In 1992 he was made a Companion of the Institution of Engineers, Australia, which is a status equivalent to a Fellow for persons not having an engineering background. He is also a Fellow of the Institute of Mathematics and its Applications.
For a period of two years he held the position of Chair of ANZIAM, and for a long period of time, he has always encouraged and financially supported his students and post-doctoral appointments to participate in all ANZIAM activities, especially their annual conferences and the Mathematics in Industry Study Groups. He has recently served as Vice-President of the Australian Mathematical Society for a period of two years.
Professor Hill has over many years successfully mentored a very large number of young people, including honours students, PhD students, post-doctoral appointees and younger colleagues. He has supervised 14 completed PhD students, who have for the most part completed their degrees within a three-year time period, and he has trained well over 20 post-doctoral appointees.
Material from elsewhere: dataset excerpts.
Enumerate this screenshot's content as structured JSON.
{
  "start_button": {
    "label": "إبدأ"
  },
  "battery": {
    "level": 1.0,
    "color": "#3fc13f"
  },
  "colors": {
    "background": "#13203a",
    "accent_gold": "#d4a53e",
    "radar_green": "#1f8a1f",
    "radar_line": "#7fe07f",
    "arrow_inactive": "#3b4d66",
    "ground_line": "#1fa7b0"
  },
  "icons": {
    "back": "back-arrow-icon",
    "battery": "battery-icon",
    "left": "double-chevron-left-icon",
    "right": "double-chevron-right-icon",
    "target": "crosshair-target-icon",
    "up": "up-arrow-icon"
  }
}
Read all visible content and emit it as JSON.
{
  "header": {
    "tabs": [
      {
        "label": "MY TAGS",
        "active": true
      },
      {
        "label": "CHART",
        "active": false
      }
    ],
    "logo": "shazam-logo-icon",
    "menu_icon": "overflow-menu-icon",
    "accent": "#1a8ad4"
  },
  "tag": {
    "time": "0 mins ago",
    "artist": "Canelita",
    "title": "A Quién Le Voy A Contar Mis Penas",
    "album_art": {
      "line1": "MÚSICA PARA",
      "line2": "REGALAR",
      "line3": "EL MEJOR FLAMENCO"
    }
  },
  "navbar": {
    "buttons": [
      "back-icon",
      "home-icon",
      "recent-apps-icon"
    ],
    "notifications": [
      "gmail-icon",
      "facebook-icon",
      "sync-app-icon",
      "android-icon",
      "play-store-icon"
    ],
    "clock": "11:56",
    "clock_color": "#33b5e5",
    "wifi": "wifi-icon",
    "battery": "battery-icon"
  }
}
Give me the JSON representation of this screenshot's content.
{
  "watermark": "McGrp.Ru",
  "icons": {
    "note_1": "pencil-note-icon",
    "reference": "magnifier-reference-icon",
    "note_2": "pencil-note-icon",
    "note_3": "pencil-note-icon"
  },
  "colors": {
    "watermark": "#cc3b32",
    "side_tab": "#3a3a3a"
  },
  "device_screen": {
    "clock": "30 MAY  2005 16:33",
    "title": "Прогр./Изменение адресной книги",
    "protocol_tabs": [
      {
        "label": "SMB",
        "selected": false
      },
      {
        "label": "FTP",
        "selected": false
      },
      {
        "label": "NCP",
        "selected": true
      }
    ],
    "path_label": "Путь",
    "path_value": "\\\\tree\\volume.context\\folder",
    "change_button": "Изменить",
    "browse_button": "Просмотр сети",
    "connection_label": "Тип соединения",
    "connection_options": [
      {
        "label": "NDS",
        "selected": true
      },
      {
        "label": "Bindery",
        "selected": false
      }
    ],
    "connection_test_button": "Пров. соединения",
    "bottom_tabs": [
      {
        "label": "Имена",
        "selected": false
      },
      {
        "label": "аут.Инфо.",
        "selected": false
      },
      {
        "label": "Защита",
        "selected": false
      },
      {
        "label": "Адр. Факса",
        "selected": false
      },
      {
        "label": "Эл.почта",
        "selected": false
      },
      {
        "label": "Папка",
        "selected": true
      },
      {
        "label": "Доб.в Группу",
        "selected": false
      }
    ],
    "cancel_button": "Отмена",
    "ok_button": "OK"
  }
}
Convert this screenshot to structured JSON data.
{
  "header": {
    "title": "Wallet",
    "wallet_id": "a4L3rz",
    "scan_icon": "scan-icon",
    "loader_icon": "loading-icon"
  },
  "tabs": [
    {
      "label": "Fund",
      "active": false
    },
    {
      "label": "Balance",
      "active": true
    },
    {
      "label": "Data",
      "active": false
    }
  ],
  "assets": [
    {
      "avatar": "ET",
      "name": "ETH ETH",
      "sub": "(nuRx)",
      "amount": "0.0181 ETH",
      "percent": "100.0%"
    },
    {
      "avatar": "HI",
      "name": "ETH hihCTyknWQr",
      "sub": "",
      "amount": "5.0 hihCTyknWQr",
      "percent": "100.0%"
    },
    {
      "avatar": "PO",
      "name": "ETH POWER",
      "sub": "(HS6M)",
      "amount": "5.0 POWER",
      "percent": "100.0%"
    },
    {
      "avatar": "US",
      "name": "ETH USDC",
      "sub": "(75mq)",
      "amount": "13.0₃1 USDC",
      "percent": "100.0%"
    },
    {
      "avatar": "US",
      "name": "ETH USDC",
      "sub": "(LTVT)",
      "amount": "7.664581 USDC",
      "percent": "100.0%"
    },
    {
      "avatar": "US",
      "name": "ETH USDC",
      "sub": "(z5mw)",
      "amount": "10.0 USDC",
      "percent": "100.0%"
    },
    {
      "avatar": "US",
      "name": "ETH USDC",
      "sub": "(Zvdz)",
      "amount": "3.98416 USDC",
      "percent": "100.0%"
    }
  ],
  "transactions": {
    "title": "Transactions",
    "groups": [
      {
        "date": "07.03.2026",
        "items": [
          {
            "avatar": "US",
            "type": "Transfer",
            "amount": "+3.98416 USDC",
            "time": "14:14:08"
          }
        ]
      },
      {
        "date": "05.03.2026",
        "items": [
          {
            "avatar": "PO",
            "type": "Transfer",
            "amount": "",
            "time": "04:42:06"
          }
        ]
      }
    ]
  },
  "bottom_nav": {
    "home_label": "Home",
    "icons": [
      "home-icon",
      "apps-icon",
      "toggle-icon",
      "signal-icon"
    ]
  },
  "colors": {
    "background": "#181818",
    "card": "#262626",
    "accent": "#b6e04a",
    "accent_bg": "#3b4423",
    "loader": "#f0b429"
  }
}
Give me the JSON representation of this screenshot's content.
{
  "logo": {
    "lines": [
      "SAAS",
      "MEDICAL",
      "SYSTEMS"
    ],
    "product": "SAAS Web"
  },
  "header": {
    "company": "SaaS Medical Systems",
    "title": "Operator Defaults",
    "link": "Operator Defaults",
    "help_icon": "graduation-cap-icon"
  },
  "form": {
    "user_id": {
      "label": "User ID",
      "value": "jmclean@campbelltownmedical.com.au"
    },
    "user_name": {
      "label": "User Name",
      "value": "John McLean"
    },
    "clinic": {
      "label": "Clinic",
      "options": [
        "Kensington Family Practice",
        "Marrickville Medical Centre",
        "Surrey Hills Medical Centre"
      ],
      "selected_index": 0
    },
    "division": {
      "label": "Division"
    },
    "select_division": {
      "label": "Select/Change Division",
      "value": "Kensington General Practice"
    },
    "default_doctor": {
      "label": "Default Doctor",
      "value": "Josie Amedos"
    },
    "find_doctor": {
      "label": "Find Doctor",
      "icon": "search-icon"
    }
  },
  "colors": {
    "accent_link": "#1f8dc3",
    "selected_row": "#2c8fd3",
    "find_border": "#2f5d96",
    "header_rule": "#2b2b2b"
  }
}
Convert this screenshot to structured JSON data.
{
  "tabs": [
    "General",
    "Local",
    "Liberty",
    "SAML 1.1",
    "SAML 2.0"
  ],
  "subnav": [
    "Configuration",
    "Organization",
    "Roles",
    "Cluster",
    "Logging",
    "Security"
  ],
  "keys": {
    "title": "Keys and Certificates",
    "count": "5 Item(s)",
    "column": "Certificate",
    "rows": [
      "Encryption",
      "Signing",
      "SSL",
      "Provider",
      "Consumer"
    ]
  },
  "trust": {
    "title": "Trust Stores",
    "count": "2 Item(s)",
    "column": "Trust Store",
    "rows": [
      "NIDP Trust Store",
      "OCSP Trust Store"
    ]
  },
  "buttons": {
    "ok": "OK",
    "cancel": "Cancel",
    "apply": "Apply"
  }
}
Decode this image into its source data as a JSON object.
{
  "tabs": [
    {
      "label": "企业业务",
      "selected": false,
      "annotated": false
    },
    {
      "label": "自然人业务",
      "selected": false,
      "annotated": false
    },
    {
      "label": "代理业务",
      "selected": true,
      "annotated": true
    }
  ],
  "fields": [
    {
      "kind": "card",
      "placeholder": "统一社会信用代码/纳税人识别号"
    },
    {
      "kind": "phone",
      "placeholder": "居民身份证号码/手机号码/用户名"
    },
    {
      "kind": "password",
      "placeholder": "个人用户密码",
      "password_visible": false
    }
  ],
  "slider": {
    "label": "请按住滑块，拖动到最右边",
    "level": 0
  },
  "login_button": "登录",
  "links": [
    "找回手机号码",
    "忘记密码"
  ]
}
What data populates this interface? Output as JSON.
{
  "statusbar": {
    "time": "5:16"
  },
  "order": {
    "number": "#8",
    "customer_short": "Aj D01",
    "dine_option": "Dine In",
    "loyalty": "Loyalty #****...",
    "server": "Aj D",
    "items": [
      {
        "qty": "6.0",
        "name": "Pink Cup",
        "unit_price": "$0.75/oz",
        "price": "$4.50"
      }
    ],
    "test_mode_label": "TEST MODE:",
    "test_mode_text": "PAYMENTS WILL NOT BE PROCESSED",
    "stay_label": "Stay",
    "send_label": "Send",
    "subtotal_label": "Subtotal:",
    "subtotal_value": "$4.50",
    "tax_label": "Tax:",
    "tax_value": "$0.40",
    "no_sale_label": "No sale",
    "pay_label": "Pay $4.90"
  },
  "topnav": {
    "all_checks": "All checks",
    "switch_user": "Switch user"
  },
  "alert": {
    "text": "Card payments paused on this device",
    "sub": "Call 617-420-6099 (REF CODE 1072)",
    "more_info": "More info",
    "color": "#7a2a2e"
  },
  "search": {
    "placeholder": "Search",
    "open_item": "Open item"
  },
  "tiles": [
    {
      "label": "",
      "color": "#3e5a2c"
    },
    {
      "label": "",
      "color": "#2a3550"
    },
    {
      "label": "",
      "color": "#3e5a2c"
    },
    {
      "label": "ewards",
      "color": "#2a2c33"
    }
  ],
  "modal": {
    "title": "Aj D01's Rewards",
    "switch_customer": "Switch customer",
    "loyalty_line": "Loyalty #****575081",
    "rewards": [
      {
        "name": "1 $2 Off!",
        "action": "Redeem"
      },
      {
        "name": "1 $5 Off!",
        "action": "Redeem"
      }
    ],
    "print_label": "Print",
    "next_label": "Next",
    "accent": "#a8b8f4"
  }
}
He is, or has been, an Associate Editor of the five major international Applied Mathematical journals: the IMA Journal of Applied Mathematics (Oxford University Press), the Quarterly Journal of Mechanics and Applied Mathematics (Oxford University Press), the Journal of Engineering Mathematics (Kluwer), the Journal of Mathematics and Mechanics of Solids (Sage Science Press), and the ANZIAM Journal of Industrial and Applied Mathematics (Australian Mathematical Society) -- the latter journal for a period in excess of 25 years.
Professor Hill has worked in many areas of applied mathematics, including finite elasticity, heat transfer, diffusion, moving boundary problems, differential equations, granular materials and more recently in nanotechnology. He has published five books, and well over 200 research publications in applied mathematics, theoretical mechanics and lately in theoretical physics, all of which appear in fully refereed international journals.
In his current role at UOW his work deals with the four main areas of modelling the mechanical behaviour of carbon nanotubes, nanofluidics, enhanced heat transfer characteristics of nanofluids, and maximising the electrorheological effect of nanofluids.